NHS must do better… but don’t go private
Days after the Care Quality Commission found the Royal Free had failed to meet standards of care for its elderly patients, Neil Fletcher says the inspectors don’t go into private hospitals…
Published: 2nd June, 2011
NO it has not been the best week ever for the Royal Free Hospital.
Being woken by news headlines screaming that old people were found dying of thirst in the Royal Free makes you a smidgeon less proud of it than you were when you went to bed.
But behind the headlines was a success story of kinds and when the principle of universal healthcare, free at the point of delivery, is under threat.
We have a National Health Service that cares for us all from cradle to grave. It’s a mammoth undertaking and one that practically the whole world envies.
And while no one likes being caught out having 40 winks on the job, the NHS – like all public services in the UK – has to take justified criticism on the chin.
That is the way we do things.
Rightly so. We must never forget that it’s our elderly folk who paid their taxes, who fought against fascism, and who worked long hours running our schools and hospitals, who are now in the care homes and elderly wards of the Royal Free.
So pull your finger out you nurses. Our senior citizens deserve better.
This is the message that the health inspectors were absolutely justified in making.
But no one should assume that a privately run NHS would be better.
To do so would be to fly in the face of evidence from the US, from much – not all – of Europe, and elsewhere.
Of course, when we hear or read about things going wrong up in Pond Street it’s not because the red-tops with their muck-raking editors and absurdly powerful proprietors felt the need to do us all a favour.
The story came out into the open because we have a public health service that employs public health inspectors to visit out of the blue and write reports on what they find. For better or worse.
In a free society that’s a version of success.
The inspectors said so not anonymously on Twitter but in an openly transparent public report. We’d all rather have problems out in the open and then put right openly too.
Defenders of private health, like many government ministers and their highly-paid advisers, point at the so-called benefits of competition.

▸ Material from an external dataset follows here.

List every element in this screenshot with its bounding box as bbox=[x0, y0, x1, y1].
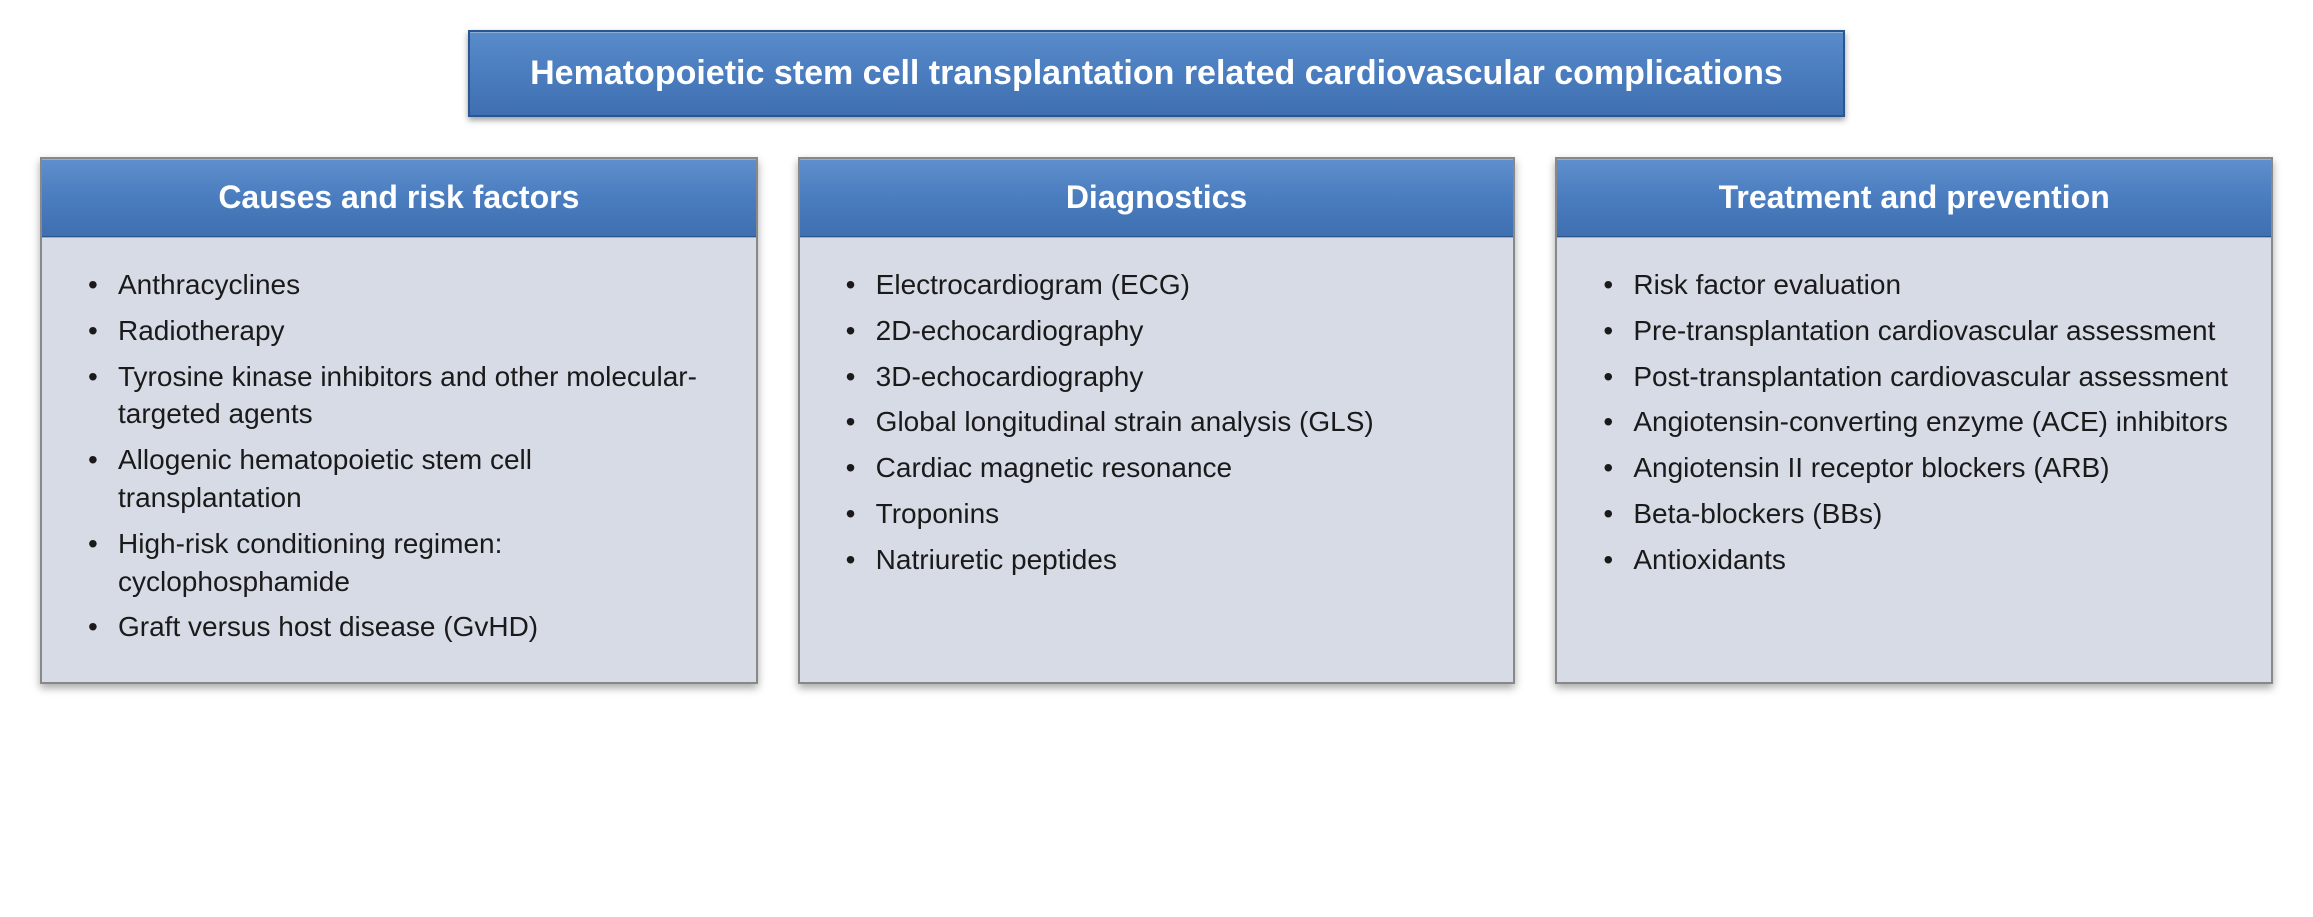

I have heard this week of two private health companies preparing to get their noses in the NHS trough.
A Camden physiotherapist working for both BUPA and the NHS was told that he would have to double the number of patients seen per day if he wanted to have his BUPA contract renewed next year. And a private chiropodist complained, in the same vein, that she was exhausted and demoralised each day by the number of extra treatments for NHS patients she was currently being required to give.
Heaven help us all when these guys get the contract to run even more of our health services.
Naturally, our health inspectors never go into private hospitals so we never hear stories of poor, uncaring, nurses and cruel treatments doled out behind the private lace curtains of the paid-for hospitals and care homes.
Sixty-four per cent of the public in the British Social Attitudes Survey 2010 were “very or quite satisfied with the NHS”, the highest figure on a rising trend since 2004.
Even Conservative voters have expressed significantly higher levels of satisfaction with the NHS than 10 years ago.
I heard from a researcher that most complaints 13 years ago were about poor service, endless waiting lists and patients lying on stretchers in corridors.
Complaints today, apparently, are “transactional”: about rudeness, mistakes over appointments, communication lapses and so on. Not good but who today hears complaints about year-long delays waiting for urgent operations?
This week I sent out a questionnaire to every single Camden councillor about the NHS reforms. Should they be halted? Should they go ahead as planned? Or be significantly amended?
In a democracy it is important that the people we elect to run our public services tell us what they believe – especially on an issue as explosive as the NHS reforms the government is proposing.
In the meantime you might like to tell your councillors what you want them to do.
• Neil Fletcher was a Camden councillor, chair of policy and resources and deputy leader of the council. He was also for 11 years Camden member of the Inner London Education Authority and its leader until its abolition in 1990.